Tl’esqox First Nation Chief Francis Laceese mans a checkpoint into his community, located about 50 kilometres west of Williams Lake. (Photo submitted)

Tsilhqot’in National Government downgrades emergency response to spring flooding, COVID-19

Avoiding unnecessary travel is still being urged

As flood waters recede and B.C. begins to ease COVID-19 restrictions, the Tsilhqot’in National Government has downgraded its Emergency Operations Centre response.

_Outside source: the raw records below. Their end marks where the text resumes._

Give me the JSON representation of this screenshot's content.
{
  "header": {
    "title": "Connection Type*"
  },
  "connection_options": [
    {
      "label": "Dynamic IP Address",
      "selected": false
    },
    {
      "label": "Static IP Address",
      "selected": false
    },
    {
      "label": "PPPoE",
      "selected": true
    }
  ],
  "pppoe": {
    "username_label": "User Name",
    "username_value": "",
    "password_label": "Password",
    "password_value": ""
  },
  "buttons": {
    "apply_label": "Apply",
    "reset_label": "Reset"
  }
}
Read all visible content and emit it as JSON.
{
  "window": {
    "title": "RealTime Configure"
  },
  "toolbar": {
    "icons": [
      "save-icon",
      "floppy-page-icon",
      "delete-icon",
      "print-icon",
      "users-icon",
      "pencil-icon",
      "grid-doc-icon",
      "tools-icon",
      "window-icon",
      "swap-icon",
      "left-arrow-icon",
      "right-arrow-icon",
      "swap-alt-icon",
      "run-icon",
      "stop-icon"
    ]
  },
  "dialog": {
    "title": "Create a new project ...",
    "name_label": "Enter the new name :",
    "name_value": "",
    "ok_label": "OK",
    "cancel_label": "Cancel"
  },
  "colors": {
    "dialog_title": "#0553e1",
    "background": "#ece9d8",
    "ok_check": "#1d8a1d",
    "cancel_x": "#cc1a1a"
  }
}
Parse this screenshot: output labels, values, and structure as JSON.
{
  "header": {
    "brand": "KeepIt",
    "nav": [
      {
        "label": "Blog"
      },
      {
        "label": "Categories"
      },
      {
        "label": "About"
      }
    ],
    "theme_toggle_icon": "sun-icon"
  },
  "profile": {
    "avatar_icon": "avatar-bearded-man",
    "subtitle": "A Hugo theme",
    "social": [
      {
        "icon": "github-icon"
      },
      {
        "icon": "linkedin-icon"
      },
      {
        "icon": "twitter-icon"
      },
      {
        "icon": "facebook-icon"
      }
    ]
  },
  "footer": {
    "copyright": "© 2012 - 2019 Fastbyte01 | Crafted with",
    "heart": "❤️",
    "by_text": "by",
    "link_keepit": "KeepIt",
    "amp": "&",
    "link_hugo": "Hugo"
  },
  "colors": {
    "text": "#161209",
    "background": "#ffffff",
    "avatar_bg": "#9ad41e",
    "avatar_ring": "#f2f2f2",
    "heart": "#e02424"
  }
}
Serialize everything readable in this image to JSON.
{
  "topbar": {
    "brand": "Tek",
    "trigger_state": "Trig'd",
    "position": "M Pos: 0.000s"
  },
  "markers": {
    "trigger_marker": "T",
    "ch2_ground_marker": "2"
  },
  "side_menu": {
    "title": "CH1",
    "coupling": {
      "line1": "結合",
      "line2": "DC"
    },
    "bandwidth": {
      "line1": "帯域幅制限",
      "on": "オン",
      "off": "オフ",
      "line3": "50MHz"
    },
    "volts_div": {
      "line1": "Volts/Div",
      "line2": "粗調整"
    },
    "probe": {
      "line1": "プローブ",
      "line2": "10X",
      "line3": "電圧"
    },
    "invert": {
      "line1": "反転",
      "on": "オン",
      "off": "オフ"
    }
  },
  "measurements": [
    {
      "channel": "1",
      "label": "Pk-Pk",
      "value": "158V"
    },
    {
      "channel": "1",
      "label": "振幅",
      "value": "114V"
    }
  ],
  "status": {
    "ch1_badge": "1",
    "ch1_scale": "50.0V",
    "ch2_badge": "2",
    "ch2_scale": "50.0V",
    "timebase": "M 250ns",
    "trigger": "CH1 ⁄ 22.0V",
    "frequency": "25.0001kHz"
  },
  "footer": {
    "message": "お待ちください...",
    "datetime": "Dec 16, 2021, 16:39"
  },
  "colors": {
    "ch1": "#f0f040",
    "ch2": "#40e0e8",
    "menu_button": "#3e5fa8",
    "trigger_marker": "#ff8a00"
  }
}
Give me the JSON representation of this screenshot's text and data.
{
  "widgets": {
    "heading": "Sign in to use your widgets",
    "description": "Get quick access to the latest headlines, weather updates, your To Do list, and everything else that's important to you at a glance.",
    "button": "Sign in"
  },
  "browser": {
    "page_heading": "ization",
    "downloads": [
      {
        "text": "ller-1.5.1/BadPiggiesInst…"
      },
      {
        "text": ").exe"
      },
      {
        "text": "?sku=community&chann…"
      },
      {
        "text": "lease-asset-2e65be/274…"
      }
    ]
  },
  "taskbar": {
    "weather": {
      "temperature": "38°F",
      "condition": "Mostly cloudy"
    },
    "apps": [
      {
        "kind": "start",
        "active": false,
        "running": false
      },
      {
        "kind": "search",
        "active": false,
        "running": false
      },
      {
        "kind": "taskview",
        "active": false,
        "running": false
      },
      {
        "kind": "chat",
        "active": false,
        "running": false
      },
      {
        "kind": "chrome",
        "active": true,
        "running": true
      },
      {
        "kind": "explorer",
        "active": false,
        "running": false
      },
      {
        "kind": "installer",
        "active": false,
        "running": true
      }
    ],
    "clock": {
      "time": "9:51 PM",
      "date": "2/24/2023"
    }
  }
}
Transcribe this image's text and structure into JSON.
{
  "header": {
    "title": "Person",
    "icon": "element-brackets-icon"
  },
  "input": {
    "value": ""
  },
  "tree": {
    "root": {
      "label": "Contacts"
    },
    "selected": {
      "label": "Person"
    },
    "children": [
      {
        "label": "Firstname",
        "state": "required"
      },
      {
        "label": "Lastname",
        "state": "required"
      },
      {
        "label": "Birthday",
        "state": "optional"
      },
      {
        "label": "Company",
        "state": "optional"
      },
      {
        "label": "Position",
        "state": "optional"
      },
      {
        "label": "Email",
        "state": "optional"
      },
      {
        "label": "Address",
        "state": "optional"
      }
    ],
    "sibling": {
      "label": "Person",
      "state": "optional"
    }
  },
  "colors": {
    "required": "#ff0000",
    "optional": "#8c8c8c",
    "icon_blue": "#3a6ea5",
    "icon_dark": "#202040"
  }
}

After previously operating at Level 2 due to the global health crisis and two localized flooding incidents, the TNG said it is now operating its EOC at Level 1.

Level 1 is the lowest EOC activation level according to the B.C. Emergency Operations Centre Operation guidelines.

The TNG said it continues to remain on high alert and is prepared to reactive at an EOC response Level 2 if and when required.

“As the virus continues to spread throughout B.C. and Canada we are calling on everyone to do their part to stop the spread of COVID-19 by staying home or out on the land,” the TNG said in a statement noting the potential for a second wave.

Read More: Yunesit’in First Nation removes checkpoints

Visitors are asked to continue to stay away.

Checkpoints remain active at Xeni Gwet’in (Nemiah), and on the weekends at Tsideldel (Redstone). ?Esdilagh (Alexandria) has checkpoints in effect until June 1 after which a bylaw will take effect ordering any member who brings in visitors must ensure they stay within their own home and not travel throughout the community.

A possible exposure was identified last month when a released inmate who had stopped in to visit family at Tl’etinqox (Anaham) First Nation west of Williams Lake later tested positive. That prompted Tl’etinqox and neighbouring Xeni Gwet’in (Nemiah) First Nation to implement 14 day lockdowns which have appeared to have paid off.

No positive cases as of May 26 have been identified.